Rethinking mercenarism: a conduct-focused definition
Calls for a broader international instrument to regulate PMSCs reflect growing recognition that the existing framework is inadequate. Since 2017, this has been taken up through an OHCHR-hosted intergovernmental working group, most recently in Geneva in December 2025 which culminated in the fifth draft of an international regulatory framework for PMSCs and mercenary-related actors. Yet these renewed discussions reopen a more fundamental question: how should mercenarism be defined?
If the priority is to balance the state’s monopoly over legitimate force, protect civilians – especially in African contexts – and enable meaningful accountability, a starting point is to acknowledge that mercenarism is not a fixed category but a socially constructed one. This requires making explicit the normative choices that underpin law-making – namely, which uses of force are acceptable, which may legitimately be outsourced, and which should remain beyond outsourcing.

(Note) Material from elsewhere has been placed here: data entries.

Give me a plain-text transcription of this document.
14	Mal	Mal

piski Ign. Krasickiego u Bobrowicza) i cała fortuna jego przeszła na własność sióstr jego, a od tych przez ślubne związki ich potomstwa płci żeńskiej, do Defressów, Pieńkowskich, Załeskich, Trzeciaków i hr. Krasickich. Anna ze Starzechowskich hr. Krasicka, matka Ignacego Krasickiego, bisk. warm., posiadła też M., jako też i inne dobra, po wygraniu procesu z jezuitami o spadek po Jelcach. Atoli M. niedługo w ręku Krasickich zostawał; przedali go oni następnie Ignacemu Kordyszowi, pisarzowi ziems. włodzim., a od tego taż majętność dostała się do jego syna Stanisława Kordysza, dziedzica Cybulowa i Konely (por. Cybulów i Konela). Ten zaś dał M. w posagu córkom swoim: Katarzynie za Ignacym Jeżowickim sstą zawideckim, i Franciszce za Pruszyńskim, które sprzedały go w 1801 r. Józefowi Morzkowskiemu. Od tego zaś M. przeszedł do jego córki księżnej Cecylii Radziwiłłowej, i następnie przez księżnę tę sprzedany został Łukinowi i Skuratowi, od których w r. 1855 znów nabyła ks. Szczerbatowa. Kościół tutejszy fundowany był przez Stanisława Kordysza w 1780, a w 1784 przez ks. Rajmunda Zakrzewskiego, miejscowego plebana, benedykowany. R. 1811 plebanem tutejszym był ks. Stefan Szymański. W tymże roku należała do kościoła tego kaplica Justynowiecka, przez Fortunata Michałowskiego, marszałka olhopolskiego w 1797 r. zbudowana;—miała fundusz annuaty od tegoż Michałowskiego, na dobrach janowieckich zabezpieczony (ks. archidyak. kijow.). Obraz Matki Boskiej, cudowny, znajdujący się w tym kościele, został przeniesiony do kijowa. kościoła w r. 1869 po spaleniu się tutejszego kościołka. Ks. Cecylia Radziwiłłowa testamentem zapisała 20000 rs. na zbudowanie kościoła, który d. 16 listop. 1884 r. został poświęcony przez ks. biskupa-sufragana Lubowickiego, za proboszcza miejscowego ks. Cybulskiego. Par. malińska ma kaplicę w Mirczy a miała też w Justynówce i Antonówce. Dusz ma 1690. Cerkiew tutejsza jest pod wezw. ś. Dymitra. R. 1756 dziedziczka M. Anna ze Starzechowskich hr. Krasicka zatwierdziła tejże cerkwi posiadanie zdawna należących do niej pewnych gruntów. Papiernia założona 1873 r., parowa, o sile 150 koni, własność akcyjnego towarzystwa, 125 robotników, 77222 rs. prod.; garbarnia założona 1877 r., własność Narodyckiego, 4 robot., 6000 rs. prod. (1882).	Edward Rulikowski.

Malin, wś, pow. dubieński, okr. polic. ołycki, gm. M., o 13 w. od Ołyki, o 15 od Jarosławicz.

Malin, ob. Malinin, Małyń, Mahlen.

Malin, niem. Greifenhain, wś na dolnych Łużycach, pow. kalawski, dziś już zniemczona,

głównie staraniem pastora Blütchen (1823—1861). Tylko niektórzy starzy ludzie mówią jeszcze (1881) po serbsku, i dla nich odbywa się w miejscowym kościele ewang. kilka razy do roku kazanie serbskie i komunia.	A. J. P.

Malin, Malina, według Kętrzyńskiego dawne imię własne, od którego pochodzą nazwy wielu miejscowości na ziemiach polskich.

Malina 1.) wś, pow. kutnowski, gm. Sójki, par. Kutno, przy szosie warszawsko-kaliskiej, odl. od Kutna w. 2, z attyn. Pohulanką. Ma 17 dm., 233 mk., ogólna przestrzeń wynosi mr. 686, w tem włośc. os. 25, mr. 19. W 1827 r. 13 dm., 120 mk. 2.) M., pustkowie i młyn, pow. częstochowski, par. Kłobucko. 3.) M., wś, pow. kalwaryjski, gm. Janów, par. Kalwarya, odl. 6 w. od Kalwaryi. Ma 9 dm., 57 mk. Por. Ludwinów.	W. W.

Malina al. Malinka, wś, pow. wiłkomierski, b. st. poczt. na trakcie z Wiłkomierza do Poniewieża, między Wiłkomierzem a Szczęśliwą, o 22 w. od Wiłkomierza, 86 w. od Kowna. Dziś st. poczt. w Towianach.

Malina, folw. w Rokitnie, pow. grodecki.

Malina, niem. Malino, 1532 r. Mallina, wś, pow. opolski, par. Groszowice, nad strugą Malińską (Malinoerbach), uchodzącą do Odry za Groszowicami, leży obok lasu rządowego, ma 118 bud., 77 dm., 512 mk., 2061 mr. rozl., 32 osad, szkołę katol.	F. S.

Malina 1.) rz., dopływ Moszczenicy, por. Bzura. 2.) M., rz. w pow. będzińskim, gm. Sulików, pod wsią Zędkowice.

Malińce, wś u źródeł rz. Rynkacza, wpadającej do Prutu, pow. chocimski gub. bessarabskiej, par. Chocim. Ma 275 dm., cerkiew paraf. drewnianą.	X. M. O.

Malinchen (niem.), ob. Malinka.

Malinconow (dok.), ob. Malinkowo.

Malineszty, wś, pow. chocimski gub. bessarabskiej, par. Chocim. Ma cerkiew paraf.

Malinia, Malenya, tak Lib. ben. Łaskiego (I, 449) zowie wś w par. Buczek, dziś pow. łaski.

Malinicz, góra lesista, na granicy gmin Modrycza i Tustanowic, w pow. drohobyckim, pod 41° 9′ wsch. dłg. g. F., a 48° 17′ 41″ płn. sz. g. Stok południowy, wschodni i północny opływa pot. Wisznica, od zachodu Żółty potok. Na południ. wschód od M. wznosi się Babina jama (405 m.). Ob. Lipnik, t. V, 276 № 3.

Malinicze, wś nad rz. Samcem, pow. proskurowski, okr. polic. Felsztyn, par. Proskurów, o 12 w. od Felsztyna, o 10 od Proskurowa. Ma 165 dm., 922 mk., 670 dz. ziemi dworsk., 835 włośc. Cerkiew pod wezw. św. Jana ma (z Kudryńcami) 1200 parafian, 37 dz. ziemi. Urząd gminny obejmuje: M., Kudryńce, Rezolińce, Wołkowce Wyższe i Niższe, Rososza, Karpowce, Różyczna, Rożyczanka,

On this view, the definition should address the regulatory “mischief:” the market-enabled outsourcing of organized coercive force that enables political violence, undermines sovereignty and self-determination, and increases the risk of serious abuses while evading responsibility. This suggests a conduct-based offense targeting the enabling system, rather than a fragile inquiry into whether a particular actor fits a narrow definition. Such an approach aligns with earlier African mercenary trials that prioritised conduct over labels.
Institutionally, reform pathways exist. Additional Protocol I includes an amendment procedure in Article 97. While the OHCHR-hosted intergovernmental working group cannot amend AP I, it can catalyse such a state-driven reconsideration of how mercenarism is framed in international law. Decades on, states once again have an opportunity to prove that tackling mercenarism is more than just rhetoric.
Reform without collapse
Alternatively, if the existing test is retained, reducing evidential paralysis is possible. For instance, rather than removing nationality and residency requirements, “foreignness” could adopt a coherent limiting logic that targets the specific phenomenon at issue: market-driven participation in organised violence outside accountable state command.

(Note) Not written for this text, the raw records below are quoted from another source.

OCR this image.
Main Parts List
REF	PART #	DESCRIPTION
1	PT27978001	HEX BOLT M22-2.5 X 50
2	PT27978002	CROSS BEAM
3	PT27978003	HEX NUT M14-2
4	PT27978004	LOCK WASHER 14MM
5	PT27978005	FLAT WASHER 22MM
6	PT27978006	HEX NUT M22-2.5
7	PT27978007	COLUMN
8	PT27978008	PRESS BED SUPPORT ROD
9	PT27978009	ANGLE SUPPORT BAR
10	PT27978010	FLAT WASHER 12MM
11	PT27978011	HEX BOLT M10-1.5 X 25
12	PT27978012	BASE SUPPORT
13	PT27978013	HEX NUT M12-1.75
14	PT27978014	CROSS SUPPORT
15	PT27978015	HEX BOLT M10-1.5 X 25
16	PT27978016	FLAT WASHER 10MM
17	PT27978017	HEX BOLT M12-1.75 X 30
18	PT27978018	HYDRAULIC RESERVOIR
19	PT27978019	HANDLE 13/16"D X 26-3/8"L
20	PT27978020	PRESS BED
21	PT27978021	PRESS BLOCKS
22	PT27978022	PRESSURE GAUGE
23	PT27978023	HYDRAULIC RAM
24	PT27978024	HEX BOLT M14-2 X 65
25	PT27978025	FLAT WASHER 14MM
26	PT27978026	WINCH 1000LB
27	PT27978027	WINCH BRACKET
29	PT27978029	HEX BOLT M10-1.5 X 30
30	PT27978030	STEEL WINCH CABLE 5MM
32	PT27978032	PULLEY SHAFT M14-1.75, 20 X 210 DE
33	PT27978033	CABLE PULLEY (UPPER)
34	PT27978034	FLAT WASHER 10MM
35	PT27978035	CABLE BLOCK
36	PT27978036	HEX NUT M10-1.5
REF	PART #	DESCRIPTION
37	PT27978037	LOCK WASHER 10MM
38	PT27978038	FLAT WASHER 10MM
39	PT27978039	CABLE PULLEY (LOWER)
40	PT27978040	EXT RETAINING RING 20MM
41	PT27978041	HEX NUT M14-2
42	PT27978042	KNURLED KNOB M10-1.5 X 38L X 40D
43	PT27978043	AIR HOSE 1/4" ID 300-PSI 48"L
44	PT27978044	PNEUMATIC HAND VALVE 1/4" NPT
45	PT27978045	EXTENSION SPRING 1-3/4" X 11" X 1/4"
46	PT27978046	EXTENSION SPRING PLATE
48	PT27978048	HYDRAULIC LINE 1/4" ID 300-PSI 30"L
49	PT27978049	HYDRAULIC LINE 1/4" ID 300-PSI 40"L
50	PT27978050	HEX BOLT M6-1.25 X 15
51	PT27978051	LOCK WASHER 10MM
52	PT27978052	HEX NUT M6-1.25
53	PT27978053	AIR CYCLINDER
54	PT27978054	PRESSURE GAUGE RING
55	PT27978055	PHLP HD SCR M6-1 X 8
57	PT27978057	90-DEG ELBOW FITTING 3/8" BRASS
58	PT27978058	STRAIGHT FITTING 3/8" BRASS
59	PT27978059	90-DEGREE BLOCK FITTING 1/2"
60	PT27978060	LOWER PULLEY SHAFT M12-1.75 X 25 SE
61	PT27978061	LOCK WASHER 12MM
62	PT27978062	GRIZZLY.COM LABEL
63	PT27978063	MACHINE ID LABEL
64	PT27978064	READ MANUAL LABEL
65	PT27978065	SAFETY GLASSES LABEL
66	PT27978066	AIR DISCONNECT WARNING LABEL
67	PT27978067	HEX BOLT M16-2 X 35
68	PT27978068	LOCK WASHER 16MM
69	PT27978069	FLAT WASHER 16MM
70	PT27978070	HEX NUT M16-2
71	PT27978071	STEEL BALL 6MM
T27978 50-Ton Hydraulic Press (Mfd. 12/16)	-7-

“Private gain” could be clarified to encompass material benefit in a broader sense, including indirect profit streams – such as mining rights, revenue-sharing arrangements, political influence convertible into economic advantage, and comparable inducements. These would more accurately reflect contemporary incentive structures without abandoning the requirement of evidentiary discipline.

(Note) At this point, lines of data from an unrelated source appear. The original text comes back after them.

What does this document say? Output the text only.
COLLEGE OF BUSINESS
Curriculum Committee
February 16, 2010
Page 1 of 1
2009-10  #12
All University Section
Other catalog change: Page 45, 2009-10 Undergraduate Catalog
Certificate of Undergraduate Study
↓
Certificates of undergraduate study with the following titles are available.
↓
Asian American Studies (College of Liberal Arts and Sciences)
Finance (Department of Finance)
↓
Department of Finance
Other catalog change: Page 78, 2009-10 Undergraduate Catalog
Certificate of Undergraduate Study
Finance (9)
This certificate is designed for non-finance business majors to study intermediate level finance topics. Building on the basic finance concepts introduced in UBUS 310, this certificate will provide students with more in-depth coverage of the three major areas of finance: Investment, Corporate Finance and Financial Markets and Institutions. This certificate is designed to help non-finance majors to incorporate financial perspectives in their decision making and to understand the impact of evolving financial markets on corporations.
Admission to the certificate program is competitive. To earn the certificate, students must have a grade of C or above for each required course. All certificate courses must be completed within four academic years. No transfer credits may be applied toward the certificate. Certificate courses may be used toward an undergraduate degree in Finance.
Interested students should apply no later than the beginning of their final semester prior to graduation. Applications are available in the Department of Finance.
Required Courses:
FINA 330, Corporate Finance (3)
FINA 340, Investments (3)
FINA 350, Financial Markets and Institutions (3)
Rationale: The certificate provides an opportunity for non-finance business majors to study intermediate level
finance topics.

“Direct participation” could be clarified, for instance by referencing the
International Committee of the Red Cross’s interpretive guidance. However, care must be taken to avoid stretching “direct participation” so far that it collapses the distinction between fighters and support personnel. The OAU Convention already criminalises in Article 1(2), the organising, financing, training, assistance, and other enabling conduct, capturing much of the operational ecosystem without redefining “fighting” itself.
Finally, the cumulative test can be made more workable by recalibrating the burden of evidence – without undermining the presumption of innocence. If the prosecution proves beyond reasonable doubt a set of objective indicators – such as special recruitment to fight, direct participation in hostilities, and foreignness (if relevant – then the accused may be required to present evidence that an exclusion applies, such as formal membership in the armed forces or deployment on official duty by a state. If the accused meets that evidentiary threshold, the prosecution should remain obliged to disprove the exclusion beyond reasonable doubt. This structure maintains the prosecution’s ultimate burden and the accused’s entitlement to the benefit of doubt, while reducing the practical impossibility of proving “status negatives” in situations where actors operate through deniable, proxy-driven contexts.
Notwithstanding these suggestions, accountability for past conduct need not depend on the mercenary label. Finland’s 2025 exercise of universal jurisdiction to convict Yan Petrovsky for war crimes is instructive. Finnish Criminal Code does not criminalise mercenarism as a standalone offence and Finland is not party to the International Convention against the Recruitment, Use, Financing and Training of Mercenaries. Still, Finland is only one jurisdiction among many, and it remains uncertain whether other states will replicate this approach at scale.
Looking ahead, the most urgent task is prospective (de lege ferenda) reform – particularly for African states disproportionately affected by mercenary activity and externally sponsored private-force interventions.
Definitional reform is not merely technical. It depends on how law is framed, whose interests that framing serves, and which forms of outsourced violence are made visible to regulation and prosecution. Future work must be complemented by a research agenda drawing on Critical Legal Studies and Legal Realism to examine how the “mercenary” definition is constructed, contested, and operationalised across treaty negotiations, domestic proceedings, and regulatory initiatives, and how these framing contests distribute stigma, immunity, and exposure to liability among states, intermediaries, corporate actors, and personnel. Ultimately, the issue involves not only definitional refinement but also the legal allocation of responsibility for violence committed under the shadow of state authority.